Have you ever experienced that moment. When you get hit in the face with clarity? Almost like the gates of heaven opened up and everything just seems to burn off all that fog that’s been clouding your head / judgment?
_Last night, I went out to have a night cap with some close friends of mine. They’re the friends who you can chat with for hours and cover every single subject in a short amount of time.
Recently as most know, I went on a trip to Montauk by myself. I’ve never done a trip like that to somewhere local-ish by myself. But I did it so spend time with myself. Along with spending time alone in silence. I recall for most of the night. I did not speak a single word. It felt rewarding in an odd way. Just myself and my thoughts. And the sound of the wind outside hitting my door to the patio I had. But getting back to my friends. We spoke nonstop and I was sharing with them my experience of spending that time by myself. I was explaining to my friends how my experience was, why I did it, and how it was therapeutic.

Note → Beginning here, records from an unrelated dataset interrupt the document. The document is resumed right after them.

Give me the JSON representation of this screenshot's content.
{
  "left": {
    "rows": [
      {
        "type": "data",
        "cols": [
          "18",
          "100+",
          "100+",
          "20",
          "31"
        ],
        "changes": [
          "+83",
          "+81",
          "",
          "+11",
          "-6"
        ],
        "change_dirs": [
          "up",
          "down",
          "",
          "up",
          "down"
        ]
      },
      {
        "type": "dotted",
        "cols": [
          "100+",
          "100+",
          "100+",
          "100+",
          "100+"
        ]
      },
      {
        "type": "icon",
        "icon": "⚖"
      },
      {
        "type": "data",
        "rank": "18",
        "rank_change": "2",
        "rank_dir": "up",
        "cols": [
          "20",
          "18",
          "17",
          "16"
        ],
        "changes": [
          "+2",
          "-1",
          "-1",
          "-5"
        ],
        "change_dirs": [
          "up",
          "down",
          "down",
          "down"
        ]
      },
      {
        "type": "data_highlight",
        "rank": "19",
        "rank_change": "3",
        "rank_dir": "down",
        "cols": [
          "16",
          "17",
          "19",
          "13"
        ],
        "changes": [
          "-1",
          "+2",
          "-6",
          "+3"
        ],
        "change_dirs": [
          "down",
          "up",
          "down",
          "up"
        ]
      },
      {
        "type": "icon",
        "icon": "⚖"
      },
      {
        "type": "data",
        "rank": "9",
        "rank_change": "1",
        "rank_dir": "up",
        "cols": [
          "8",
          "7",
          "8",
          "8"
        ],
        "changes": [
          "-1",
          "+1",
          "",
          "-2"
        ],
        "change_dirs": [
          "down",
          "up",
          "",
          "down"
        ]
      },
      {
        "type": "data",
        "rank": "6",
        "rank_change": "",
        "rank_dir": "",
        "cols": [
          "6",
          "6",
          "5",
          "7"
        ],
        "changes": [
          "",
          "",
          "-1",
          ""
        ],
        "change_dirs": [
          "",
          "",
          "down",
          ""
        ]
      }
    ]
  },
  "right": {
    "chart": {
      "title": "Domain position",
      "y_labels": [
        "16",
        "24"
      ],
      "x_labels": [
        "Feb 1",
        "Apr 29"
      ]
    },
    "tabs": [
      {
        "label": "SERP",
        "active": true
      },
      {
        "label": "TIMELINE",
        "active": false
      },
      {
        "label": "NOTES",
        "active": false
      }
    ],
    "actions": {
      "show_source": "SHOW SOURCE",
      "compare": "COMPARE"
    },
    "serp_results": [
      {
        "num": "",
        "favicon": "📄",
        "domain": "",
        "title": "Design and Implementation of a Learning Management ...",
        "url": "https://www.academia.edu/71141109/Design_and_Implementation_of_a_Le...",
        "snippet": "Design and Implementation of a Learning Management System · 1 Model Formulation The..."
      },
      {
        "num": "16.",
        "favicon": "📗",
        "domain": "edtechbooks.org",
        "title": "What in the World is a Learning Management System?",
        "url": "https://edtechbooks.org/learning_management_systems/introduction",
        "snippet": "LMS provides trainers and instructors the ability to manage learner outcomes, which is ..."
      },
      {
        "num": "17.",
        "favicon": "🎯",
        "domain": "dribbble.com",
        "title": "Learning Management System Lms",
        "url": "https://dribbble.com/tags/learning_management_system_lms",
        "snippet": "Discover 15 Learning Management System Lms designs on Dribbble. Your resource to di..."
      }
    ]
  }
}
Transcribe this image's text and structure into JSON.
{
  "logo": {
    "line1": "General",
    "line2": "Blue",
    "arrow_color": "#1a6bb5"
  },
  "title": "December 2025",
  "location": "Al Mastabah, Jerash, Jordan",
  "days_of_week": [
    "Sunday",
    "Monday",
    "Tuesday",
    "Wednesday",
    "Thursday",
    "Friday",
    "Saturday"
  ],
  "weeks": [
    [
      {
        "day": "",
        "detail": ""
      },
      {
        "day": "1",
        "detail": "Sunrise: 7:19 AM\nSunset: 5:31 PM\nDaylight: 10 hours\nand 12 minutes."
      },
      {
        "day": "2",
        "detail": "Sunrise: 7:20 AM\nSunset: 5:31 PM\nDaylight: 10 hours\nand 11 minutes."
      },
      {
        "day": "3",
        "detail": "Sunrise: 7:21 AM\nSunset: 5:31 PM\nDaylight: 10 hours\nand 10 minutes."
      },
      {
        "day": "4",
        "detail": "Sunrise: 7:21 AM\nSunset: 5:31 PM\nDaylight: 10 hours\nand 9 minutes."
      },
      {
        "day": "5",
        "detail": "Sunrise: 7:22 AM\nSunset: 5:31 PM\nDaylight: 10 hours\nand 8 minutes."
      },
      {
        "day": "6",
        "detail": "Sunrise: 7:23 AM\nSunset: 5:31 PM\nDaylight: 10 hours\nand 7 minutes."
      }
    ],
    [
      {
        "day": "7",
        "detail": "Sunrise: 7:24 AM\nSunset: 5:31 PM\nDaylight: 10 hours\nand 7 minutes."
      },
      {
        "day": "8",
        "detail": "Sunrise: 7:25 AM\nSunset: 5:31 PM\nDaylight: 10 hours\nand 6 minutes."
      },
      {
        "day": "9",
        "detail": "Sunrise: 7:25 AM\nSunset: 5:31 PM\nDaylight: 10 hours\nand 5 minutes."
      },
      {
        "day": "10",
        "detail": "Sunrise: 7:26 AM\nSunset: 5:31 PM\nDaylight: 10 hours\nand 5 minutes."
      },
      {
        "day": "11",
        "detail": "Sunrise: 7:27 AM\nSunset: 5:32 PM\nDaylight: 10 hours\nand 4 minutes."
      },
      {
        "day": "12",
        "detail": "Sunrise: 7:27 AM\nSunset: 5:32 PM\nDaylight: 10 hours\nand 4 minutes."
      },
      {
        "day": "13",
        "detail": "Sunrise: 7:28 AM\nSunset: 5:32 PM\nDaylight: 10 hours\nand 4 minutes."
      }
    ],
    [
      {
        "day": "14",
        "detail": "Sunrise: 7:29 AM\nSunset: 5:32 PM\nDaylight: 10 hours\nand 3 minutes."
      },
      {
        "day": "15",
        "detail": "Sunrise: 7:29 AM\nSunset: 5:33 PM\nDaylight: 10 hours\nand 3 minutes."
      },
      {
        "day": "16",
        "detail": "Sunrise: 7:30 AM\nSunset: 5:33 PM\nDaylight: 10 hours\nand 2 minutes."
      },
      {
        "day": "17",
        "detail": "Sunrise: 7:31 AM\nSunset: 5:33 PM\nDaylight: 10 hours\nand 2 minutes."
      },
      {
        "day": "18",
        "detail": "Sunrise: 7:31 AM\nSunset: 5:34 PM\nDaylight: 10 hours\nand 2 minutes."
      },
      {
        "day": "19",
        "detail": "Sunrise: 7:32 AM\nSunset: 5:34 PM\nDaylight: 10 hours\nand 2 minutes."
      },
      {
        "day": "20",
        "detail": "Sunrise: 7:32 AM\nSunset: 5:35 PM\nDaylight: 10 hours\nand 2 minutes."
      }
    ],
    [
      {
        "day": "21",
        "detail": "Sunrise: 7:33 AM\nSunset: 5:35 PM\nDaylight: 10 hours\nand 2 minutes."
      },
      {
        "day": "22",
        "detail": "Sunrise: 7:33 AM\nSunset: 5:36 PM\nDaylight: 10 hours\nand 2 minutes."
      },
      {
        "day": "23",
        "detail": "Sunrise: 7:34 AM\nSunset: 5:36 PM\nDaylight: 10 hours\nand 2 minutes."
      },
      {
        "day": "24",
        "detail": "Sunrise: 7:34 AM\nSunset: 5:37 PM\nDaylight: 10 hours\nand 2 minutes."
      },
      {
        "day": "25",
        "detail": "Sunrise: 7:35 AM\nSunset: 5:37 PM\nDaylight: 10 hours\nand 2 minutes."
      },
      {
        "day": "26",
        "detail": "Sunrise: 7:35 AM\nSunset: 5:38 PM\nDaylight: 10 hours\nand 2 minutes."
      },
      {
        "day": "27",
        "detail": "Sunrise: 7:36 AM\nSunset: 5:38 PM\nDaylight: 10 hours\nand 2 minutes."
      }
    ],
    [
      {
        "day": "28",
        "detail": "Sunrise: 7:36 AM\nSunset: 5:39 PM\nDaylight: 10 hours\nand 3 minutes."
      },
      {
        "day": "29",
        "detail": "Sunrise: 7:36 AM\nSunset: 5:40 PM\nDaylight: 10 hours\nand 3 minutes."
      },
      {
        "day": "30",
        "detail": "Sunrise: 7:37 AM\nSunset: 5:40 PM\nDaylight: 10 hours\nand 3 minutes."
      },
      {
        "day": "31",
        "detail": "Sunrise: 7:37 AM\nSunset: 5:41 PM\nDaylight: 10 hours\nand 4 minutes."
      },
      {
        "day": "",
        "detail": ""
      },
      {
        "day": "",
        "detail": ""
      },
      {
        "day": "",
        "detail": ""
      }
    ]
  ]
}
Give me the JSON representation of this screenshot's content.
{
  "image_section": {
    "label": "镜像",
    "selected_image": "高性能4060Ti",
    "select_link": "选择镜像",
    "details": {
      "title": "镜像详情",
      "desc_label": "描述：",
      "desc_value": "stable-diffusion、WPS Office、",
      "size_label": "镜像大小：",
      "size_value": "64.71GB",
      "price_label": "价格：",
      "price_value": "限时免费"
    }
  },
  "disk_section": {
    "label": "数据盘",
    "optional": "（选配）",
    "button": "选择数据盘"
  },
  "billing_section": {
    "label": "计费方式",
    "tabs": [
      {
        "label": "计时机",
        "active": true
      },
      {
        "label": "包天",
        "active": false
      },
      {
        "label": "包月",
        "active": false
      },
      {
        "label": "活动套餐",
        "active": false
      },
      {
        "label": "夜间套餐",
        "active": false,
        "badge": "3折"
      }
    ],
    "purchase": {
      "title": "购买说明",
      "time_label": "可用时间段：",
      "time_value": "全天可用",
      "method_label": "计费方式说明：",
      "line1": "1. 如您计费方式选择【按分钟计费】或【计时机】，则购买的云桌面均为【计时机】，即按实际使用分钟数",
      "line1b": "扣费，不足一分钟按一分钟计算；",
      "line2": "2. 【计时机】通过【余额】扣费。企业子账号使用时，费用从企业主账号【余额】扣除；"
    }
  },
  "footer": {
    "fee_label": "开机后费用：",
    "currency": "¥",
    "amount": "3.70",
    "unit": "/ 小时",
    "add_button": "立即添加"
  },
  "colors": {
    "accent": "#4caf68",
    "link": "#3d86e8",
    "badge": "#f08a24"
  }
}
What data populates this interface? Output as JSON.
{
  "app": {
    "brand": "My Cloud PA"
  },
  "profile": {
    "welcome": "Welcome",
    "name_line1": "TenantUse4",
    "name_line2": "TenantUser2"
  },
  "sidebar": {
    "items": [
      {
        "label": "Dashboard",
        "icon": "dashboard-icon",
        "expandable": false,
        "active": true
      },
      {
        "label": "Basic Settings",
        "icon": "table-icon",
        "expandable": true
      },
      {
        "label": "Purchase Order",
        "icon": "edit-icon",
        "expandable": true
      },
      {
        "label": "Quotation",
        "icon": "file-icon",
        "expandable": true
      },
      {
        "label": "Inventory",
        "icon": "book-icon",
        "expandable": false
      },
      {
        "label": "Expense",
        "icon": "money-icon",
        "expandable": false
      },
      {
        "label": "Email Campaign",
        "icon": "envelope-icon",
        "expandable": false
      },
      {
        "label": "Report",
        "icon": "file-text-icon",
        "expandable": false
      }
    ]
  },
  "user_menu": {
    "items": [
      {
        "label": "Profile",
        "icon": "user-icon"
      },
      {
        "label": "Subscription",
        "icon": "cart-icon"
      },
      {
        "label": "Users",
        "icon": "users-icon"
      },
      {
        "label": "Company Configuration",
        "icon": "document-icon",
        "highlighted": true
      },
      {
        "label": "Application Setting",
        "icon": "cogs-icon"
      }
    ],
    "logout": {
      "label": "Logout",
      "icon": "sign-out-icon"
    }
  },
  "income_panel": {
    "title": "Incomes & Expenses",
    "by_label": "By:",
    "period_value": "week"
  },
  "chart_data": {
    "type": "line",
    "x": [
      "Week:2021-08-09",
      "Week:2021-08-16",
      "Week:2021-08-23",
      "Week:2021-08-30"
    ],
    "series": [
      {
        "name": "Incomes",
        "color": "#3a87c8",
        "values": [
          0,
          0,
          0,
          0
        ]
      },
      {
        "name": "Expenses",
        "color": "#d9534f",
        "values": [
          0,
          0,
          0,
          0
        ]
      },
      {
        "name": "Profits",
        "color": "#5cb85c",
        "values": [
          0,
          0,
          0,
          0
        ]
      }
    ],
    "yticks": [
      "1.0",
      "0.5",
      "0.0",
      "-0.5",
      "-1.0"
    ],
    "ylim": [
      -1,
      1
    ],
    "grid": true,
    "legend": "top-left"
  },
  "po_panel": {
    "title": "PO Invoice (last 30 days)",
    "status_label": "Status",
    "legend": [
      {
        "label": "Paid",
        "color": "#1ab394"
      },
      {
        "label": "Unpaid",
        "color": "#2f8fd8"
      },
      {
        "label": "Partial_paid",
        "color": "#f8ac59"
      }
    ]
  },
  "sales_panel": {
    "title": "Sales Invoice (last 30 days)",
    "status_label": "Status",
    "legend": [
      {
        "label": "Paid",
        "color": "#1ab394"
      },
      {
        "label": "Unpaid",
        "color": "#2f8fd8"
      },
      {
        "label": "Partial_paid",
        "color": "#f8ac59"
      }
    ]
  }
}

_I came to learn last night. Certain feelings and emotions we encounter on a daily basis are by choice. Those moments of disappointment, jealousy, anger, being sad, happy, motivated. The good and the bad. It’s all by choice. We choose how we react to things and how we let them impact us. Which leads to the way our emotions tag along. It sounds so cliche. But when you tell yourself. “Everything’s gonna be alright” as sang by the Mr. Marley himself. You’re giving yourself a kind of pep talk. With a few words. And believe it or not. Those words help. You start realizing the value in certain things. If it’s really worth your time to be bummed about something you have no control over. Something that won’t mater years from now. You’re stressing over work, friends, family, responsibilities. The list goes on.
_We’ve come so far, we dwell on things and realize later on days or months from now. What you were dwelling on doesn’t matter. Those moments of fog that cloud our heads. They come and go. It’s just life. What can you do to better yourself? Keep living your life. Day by day. Not by what happened yesterday. Or what’s happening tomorrow.